For starters, the Book of Mormon’s own descriptions of itself hardly sound like conventional scripture. As the story goes, the gold plates were the only copy in existence, guarded more as a private journal or a secret book than one for the spiritual benefit of an entire civilization. The fictitious Nephites didn’t make and distribute copies of their scripture as the real Jews did the Law and the prophets, nor did they create liturgical structure like the Jewish parashot, or commentaries. The Nephites seem to be the most unique sect in history for being so incapable of spreading their own holy books, that even believers would have to admit that the Book of Mormon didn’t become scripture in the traditional sense until Joseph Smith started to publish it. It was only then that he and his followers actually started to treat it as such, carrying it to church, preaching from it, and creating study materials. It’s ironic that Mormons today are so aggressive in printing and scattering their word around the world, when there seems to be no explanation why their supposed predecessors couldn’t do the same.
Next, the contents of the Book of Mormon aren’t very applicable to its supposed audience. So-called prophecies about Columbus, the Revolutionary War, or even the book’s own discovery would be meaningless to a civilization that would perish centuries before any of these events occurred. And since its remarkably specific prophecies end abruptly at the early 19th century, it seems obvious that was its target audience, which logically points to Smith and/or his companions as the author. Furthermore, the Book of Mormon anachronistically quotes or paraphrases many New Testament scriptures that would have been unavailable to an audience in the Americas, totally defeating the purpose of quoting, as only a later audience could have appreciated the connection.
Finally, the theology of the Book of Mormon and the LDS church bears an undeniable resemblance to American folk beliefs of the period. While New Testament authors took it for granted that future generations might not preserve the exact method of baptism practiced by John and later followers, the Book of Mormon is practically written as an instruction manual. Similarly, disputes over infant baptism, works vs. grace, and even polygamy were all-too-conveniently resolved by the Book of Mormon in one pretty package with ribbons, even though this same book seems to have been useless to preserve the religion of the ones claimed to have written it.

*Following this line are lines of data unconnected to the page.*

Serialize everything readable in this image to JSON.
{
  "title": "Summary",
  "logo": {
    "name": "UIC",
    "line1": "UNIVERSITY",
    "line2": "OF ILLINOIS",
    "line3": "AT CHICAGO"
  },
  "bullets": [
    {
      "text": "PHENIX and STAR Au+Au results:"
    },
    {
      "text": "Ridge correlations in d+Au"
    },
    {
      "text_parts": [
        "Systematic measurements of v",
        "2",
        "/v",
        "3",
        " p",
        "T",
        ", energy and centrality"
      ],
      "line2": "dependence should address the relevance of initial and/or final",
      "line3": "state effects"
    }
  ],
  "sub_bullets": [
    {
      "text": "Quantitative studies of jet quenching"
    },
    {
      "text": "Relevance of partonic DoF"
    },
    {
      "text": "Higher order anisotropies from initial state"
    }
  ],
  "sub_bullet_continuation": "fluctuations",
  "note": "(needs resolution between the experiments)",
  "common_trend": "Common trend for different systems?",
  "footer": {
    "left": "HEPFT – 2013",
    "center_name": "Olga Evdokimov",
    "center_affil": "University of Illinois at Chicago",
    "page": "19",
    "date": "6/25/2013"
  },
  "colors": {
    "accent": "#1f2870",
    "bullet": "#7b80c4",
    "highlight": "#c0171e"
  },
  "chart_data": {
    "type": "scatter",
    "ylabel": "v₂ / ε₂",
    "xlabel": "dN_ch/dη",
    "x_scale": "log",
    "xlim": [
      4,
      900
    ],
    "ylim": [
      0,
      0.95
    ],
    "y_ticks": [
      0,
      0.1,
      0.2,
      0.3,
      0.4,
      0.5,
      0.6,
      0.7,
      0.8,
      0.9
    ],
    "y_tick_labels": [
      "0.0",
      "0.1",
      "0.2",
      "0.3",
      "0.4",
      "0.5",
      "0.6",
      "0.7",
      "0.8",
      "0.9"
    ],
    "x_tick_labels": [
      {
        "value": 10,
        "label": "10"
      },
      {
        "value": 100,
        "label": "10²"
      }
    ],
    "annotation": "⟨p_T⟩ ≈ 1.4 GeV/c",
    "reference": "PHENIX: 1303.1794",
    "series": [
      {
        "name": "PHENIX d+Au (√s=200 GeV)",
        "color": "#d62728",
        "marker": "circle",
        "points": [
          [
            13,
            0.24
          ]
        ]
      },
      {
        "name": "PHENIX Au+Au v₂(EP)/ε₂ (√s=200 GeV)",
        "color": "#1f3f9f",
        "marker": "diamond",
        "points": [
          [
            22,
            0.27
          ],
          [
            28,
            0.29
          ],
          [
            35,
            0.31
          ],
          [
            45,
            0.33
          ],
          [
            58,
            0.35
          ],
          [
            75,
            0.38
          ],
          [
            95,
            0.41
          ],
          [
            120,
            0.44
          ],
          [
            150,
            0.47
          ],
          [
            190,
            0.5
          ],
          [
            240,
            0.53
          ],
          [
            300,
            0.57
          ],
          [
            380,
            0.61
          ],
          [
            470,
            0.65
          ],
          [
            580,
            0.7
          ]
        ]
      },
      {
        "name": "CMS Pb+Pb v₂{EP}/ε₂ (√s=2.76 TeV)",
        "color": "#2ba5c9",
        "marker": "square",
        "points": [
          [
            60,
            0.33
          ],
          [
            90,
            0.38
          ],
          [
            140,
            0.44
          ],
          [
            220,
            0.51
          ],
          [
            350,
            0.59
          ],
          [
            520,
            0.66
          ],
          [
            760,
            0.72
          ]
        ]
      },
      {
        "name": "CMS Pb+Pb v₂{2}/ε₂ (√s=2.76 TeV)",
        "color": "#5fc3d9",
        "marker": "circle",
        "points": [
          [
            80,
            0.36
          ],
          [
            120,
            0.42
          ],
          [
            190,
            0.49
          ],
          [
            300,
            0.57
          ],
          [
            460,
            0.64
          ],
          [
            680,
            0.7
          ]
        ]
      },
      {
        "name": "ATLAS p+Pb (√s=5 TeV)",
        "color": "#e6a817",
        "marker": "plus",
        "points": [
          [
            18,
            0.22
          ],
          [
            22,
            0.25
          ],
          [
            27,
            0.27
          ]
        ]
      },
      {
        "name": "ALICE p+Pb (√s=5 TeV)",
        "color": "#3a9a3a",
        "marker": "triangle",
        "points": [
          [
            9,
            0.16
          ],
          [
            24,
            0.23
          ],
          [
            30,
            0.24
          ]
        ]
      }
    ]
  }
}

If Mormons treated the Book of Mormon as the Nephites supposedly did, they wouldn’t be trying so hard to plant a copy of it in every house and hotel room. It would be a more secretive book like the embarrassing Book of Abraham, which they withhold from prospective converts until they’re ready to swallow its absurdity. The reason they don’t act like the Nephites, though, is because the Book of Mormon wasn’t written for the Nephites, it was written in the 19th century for Joseph Smith’s 19th century contemporaries.